Some days I fall into that mode—I know what to expect, and by and large, that’s all I experience.

But on other days, I manage to be a bit more present and notice things around me, and the drudgery of this process is lessened a little. Today, the lady in the time slot before mine finished her last treatment. She walked out of the doctor’s office with a smile on her face. I smiled silently with her in celebration. An older woman came in to the changing area right after me—I suspect she was there for her first radiation appointment, because she wore the same look of “I’m trying to be cheerful, but I’m really freaked out” that I had on my first day. My heart whispered a little prayer for her. A toddler issued an unspoken challenge to a smiling contest in the elevator. The little girl won, hands down, and my spirit was lifted as I walked to my appointment.

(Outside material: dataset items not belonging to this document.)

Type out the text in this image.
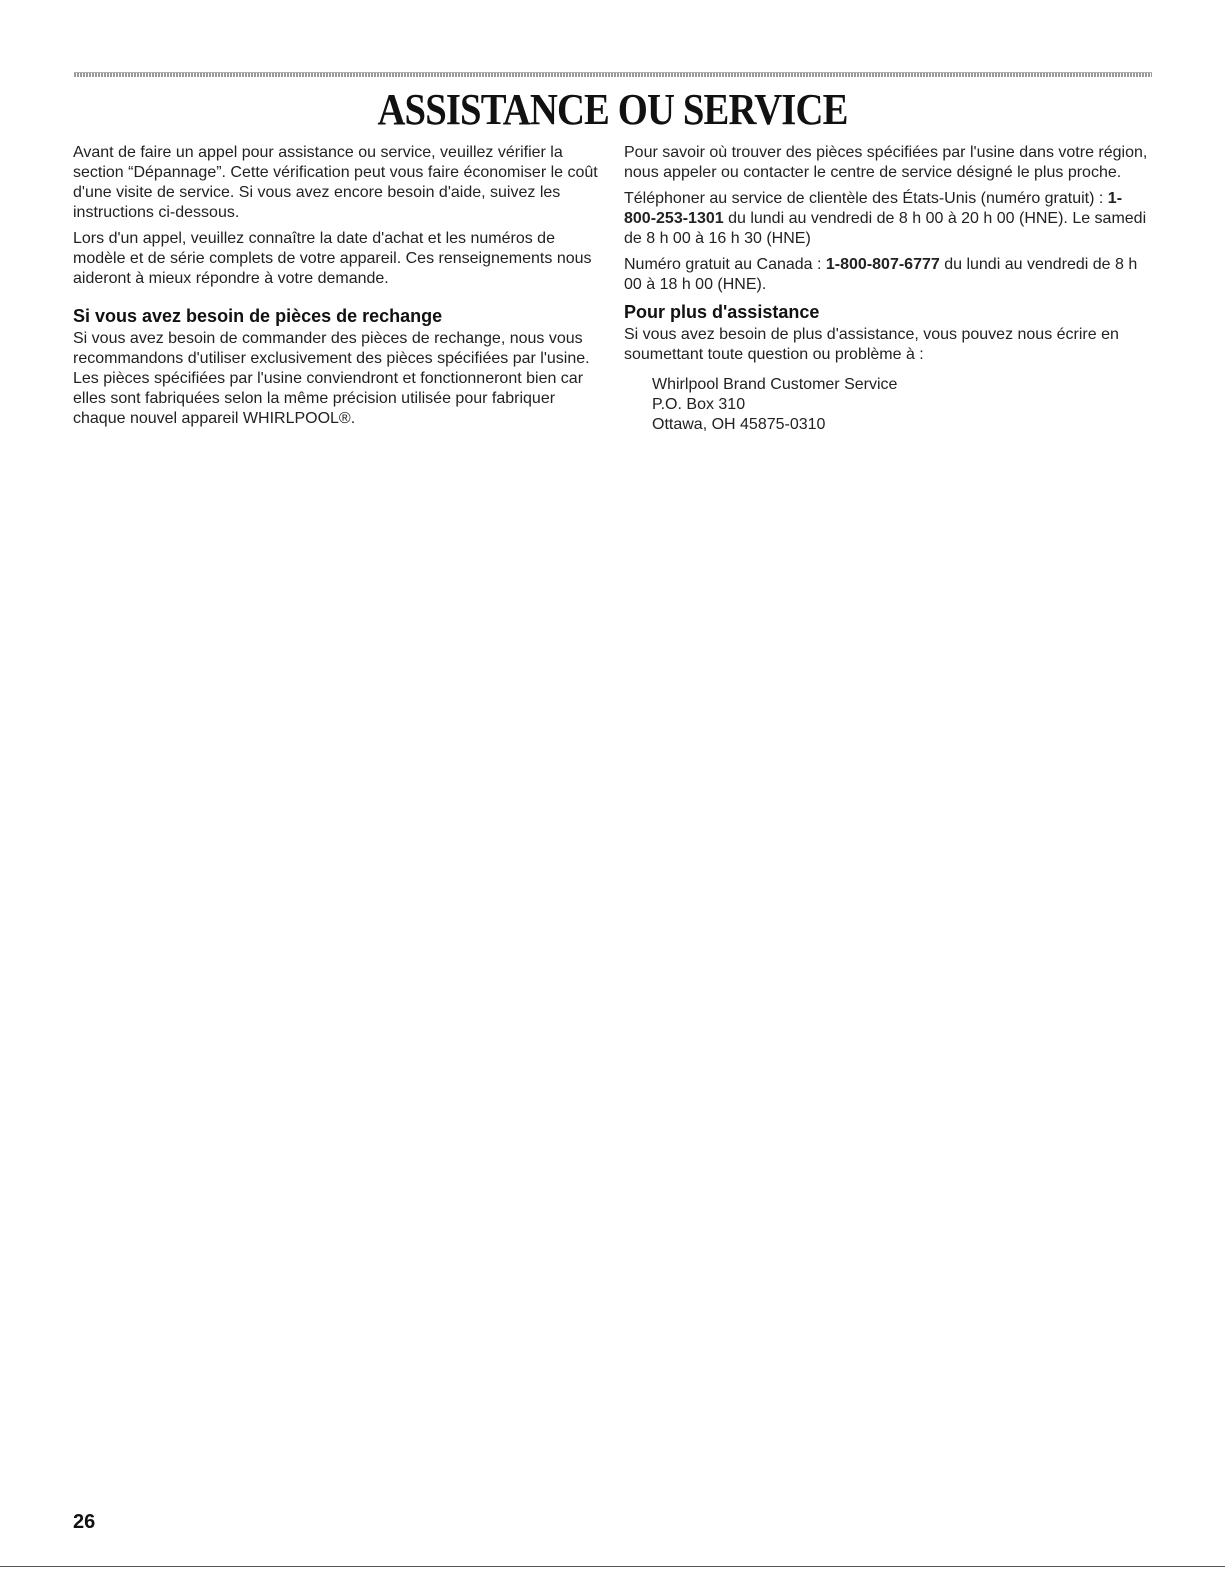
ASSISTANCE OU SERVICE

Avant de faire un appel pour assistance ou service, veuillez vérifier la section “Dépannage”. Cette vérification peut vous faire économiser le coût d'une visite de service. Si vous avez encore besoin d'aide, suivez les instructions ci-dessous.

Lors d'un appel, veuillez connaître la date d'achat et les numéros de modèle et de série complets de votre appareil. Ces renseignements nous aideront à mieux répondre à votre demande.

Si vous avez besoin de pièces de rechange

Si vous avez besoin de commander des pièces de rechange, nous vous recommandons d'utiliser exclusivement des pièces spécifiées par l'usine. Les pièces spécifiées par l'usine conviendront et fonctionneront bien car elles sont fabriquées selon la même précision utilisée pour fabriquer chaque nouvel appareil WHIRLPOOL®.

Pour savoir où trouver des pièces spécifiées par l'usine dans votre région, nous appeler ou contacter le centre de service désigné le plus proche.

Téléphoner au service de clientèle des États-Unis (numéro gratuit) : 1-800-253-1301 du lundi au vendredi de 8 h 00 à 20 h 00 (HNE). Le samedi de 8 h 00 à 16 h 30 (HNE)

Numéro gratuit au Canada : 1-800-807-6777 du lundi au vendredi de 8 h 00 à 18 h 00 (HNE).

Pour plus d'assistance

Si vous avez besoin de plus d'assistance, vous pouvez nous écrire en soumettant toute question ou problème à :

Whirlpool Brand Customer Service
P.O. Box 310
Ottawa, OH 45875-0310
26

The radiation treatment experience is not unique in its repetition. Much of life centers on doing the same thing again and again. Whether interacting in the workplace, raising children, tending a garden, or even leading worship on Sundays, we can get so used to the processes and people that we stop fully engaging. Even things we love doing can start to feel rote and mundane when we do them all the time.

Unexpected diversions that interrupt our routines may capture our attention, if they’re big enough. But do we go into each day, into each one of our daily places and rhythms, expecting to see something worthy of note? Do we anticipate extraordinary moments—however small—in the midst of the ordinary? And do we pause and appreciate those things when they occur?

If we rise each day with the feeling of same stuff, different day, it’s likely we’ll get just that. If we begin the day, however, with a desire to experience something new and special—and we maintain an attentiveness to the world around us—odds are that desire will be fulfilled.